02 November 2007

Office 2007 files (.docx, .xlsx, .pptx) on Mac

(updated to reflect the release of StarOffice 9 for Mac and the OOXML conversion software for Office 2004)

Microsoft Office 2007 for Windows (and its Mac counterpart: Microsoft Office 2008) uses a new file format that has been available for a while now as .docx, .xlsx or .pptx ("x" to distinguish them from the standard MS formats).

The file format is commonly known as OOXML or OpenXML, or more simply as Microsoft Office 2007 format.
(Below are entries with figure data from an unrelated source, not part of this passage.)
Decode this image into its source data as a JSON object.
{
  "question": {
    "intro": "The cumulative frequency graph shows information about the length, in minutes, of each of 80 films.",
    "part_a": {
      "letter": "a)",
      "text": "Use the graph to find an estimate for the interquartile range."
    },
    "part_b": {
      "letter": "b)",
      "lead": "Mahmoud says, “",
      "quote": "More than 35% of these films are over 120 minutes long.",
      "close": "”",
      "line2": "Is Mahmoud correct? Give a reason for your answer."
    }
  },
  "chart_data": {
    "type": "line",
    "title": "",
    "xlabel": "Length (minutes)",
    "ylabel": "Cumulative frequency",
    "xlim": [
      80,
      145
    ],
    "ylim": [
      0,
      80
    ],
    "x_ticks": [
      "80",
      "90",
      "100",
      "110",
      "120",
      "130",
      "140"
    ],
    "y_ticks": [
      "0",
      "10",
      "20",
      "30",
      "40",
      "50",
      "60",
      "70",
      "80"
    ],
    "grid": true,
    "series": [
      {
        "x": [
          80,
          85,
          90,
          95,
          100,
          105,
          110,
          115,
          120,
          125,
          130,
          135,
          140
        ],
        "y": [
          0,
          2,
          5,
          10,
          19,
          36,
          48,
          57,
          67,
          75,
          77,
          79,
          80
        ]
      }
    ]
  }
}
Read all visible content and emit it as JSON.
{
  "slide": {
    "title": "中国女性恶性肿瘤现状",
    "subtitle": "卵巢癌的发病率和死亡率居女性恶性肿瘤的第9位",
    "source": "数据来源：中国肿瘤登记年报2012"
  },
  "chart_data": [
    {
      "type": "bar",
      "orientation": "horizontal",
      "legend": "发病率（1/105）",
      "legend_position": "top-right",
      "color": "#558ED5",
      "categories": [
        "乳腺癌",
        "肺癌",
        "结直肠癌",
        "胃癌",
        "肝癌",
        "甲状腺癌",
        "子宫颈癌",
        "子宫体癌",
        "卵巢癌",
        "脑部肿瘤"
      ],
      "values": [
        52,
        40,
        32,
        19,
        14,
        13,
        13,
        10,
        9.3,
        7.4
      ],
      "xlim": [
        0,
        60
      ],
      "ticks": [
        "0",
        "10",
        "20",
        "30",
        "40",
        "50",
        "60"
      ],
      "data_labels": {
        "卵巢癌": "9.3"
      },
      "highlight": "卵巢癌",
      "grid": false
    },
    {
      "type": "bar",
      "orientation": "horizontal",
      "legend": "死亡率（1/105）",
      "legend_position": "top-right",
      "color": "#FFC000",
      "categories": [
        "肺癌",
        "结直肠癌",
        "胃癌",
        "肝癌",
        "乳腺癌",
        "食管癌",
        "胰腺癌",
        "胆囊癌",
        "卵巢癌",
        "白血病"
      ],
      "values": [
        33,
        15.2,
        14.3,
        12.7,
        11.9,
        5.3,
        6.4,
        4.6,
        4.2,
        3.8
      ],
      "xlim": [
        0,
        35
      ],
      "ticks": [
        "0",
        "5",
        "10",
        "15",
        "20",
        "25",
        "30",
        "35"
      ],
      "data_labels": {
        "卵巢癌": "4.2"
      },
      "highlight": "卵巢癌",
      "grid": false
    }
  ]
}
Even if the new files don't seem to be very widely used, they sometimes end up on a Mac user's desktop, especially since they are the default file format of the two suites (i.e., you need to go through a number of loops to save to a different format)...

What to do when you encounter such files ?

Since I do not own Office 2008 and I did not have the OOXML update for Office 2004 at the time of the writing, I had to test access with OOXML files created with NeoOffice, from "real" Microsoft .doc, .ppt and .xls. All of the test files were pretty complex and quite heavy and had all been created originally on various versions of Microsoft for Windows.

Access through proprietary applications



The iWorks '08 way



iWorks: $79 from Apple

As far as I can tell, iWorks '08 applications Pages and Keynotes opened the .docx and .pptx files I had created without any problems.

And the result was as good looking as the original files. Very impressive.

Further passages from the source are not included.